Michael T. Treadway, Ph.D.

Treadway

2019

Society for Research in Psychopathology

Winner

Michael T. Treadway, Ph.D.

Emory University

"Locating the Ignition for Motivation"

The focus of Dr. Treadway’s program is to advance the understanding of the neural circuitry underlying motivation and effort-based decision-making, and how alterations in these circuits may give rise to the maladaptive choices commonly found among individuals experiencing symptoms of avolition, apathy, and anhedonia. His primary research activities emanating from this overarching goal have included three core areas: i) characterizing motivational and decision-making deficits in clinical populations, ii) elucidating the neurobiology of motivation, reinforcement learning and decision-making, and iii) testing the validity of a possible transdiagnostic ‘inflammatory sub-type’ for motivational impairments that may arise from abnormal brain-immune interactions.

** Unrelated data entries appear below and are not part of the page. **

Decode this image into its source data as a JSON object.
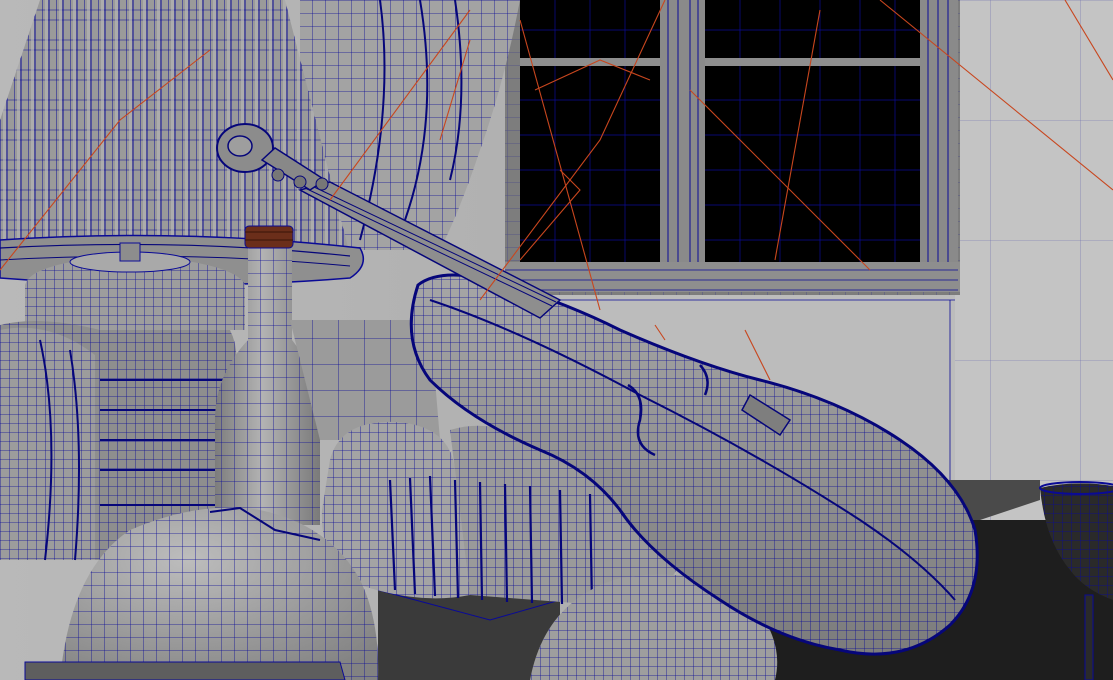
{
  "viewport": {
    "shading_mode": "wireframe-on-shaded",
    "colors": {
      "wire": "#0a0a96",
      "wire_dense": "#06067a",
      "shaded_light": "#a9a9a9",
      "shaded_mid": "#8c8c8c",
      "shaded_dark": "#6e6e6e",
      "wall": "#b4b4b4",
      "wall_bright": "#c9c9c9",
      "night": "#000000",
      "floor": "#1e1e1e",
      "table_edge": "#3a3a3a",
      "cork": "#6b2e1a",
      "light_line": "#c8461e"
    }
  },
  "scene": {
    "objects": [
      {
        "id": "lamp-shade",
        "icon": "lamp-shade-mesh-icon"
      },
      {
        "id": "curtain",
        "icon": "curtain-mesh-icon"
      },
      {
        "id": "window",
        "icon": "window-mesh-icon"
      },
      {
        "id": "violin",
        "icon": "violin-mesh-icon"
      },
      {
        "id": "wine-bottle",
        "icon": "bottle-mesh-icon"
      },
      {
        "id": "sugar-bowl",
        "icon": "bowl-mesh-icon"
      },
      {
        "id": "cushion-stack",
        "icon": "cushion-mesh-icon"
      },
      {
        "id": "boxing-gloves",
        "icon": "glove-mesh-icon"
      },
      {
        "id": "bread-loaf",
        "icon": "bread-mesh-icon"
      },
      {
        "id": "apple",
        "icon": "fruit-mesh-icon"
      },
      {
        "id": "wine-glass",
        "icon": "glass-mesh-icon"
      },
      {
        "id": "light-rays",
        "icon": "light-gizmo-icon"
      }
    ]
  }
}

Primary accomplishments to date include:

1) Development of Novel Laboratory Based Measures of Motivation and Effort-Based Decision-Making
Central to this research program has been the design and development of the Effort Expenditure for Rewards Task (EEfRT or “effort”), a laboratory-based, objective, translational measure of motivation for rewards as a novel approach to exploring the role of dopamine-linked motivational processes in psychiatric populations. This measure was explicitly patterned on animal measures of willingness to exert effort used in preclinical research, has been used in 100+ laboratories in over a half-dozen countries throughout the world, and has been translated into five languages. He has already conducted examinations of its sensitivity, validity and reliability in studies of healthy controls, as well as patients with depression and schizophrenia, and have collaborated on projects using this measure to explore motivational deficits in a wide-range of psychiatric and neurological disorders.

2) Identifying Dopaminergic Mechanisms of Human Effort-Based Decision-Making and Approach Behavior
Over several studies using a combination of pharmacological challenge paradigms and PET imaging techniques, he has demonstrated the role of dopamine-releasing agents in modulating human effort-based decision-making, as well as the association between endogenous variation in dopamine systems and individual differences in effort-expenditure preferences and impulsivity.

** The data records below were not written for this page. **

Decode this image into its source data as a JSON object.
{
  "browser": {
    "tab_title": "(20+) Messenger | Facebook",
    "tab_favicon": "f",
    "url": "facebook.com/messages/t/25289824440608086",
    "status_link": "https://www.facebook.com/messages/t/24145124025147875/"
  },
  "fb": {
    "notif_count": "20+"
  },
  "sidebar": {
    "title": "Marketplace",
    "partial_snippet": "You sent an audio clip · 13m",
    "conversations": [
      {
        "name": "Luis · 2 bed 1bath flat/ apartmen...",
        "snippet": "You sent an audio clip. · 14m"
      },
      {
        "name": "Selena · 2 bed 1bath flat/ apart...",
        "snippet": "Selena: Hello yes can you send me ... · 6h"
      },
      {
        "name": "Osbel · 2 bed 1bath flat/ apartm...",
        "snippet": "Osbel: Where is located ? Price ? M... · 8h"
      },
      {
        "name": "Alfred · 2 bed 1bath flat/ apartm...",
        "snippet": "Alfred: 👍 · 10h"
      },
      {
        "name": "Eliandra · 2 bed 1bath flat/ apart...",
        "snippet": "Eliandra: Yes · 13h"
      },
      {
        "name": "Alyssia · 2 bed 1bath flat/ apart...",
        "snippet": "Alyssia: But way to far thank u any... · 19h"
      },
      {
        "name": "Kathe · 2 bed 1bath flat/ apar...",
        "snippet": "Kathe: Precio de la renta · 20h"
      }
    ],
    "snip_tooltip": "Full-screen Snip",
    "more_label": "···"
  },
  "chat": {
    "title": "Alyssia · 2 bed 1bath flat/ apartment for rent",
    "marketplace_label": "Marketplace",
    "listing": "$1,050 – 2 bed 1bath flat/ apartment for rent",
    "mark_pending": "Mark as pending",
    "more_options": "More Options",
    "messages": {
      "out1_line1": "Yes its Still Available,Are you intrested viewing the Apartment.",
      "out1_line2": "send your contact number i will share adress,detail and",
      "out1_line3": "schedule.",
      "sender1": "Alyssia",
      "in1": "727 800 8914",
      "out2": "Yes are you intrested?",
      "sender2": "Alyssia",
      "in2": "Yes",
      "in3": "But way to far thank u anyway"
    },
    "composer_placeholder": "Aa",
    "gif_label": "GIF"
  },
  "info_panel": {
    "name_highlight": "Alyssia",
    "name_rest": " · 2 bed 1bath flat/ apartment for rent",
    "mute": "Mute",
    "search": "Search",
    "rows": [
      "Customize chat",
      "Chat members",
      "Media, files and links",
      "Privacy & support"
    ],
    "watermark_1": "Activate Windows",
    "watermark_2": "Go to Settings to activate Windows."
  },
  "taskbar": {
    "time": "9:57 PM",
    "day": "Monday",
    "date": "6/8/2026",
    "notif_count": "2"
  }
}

3) Discovery of Transdiagnostic Behavioral Markers of Altered Motivation in Psychopathology.
Using the Effort Expenditure for Rewards Task, he has identified common and distinct alterations in motivational and cost/benefit decision-making across several different disorders, including depression, schizophrenia, and autism. These studies have helped objectively characterize transdiagnostic dimensions of motivational deficits across various clinical populations.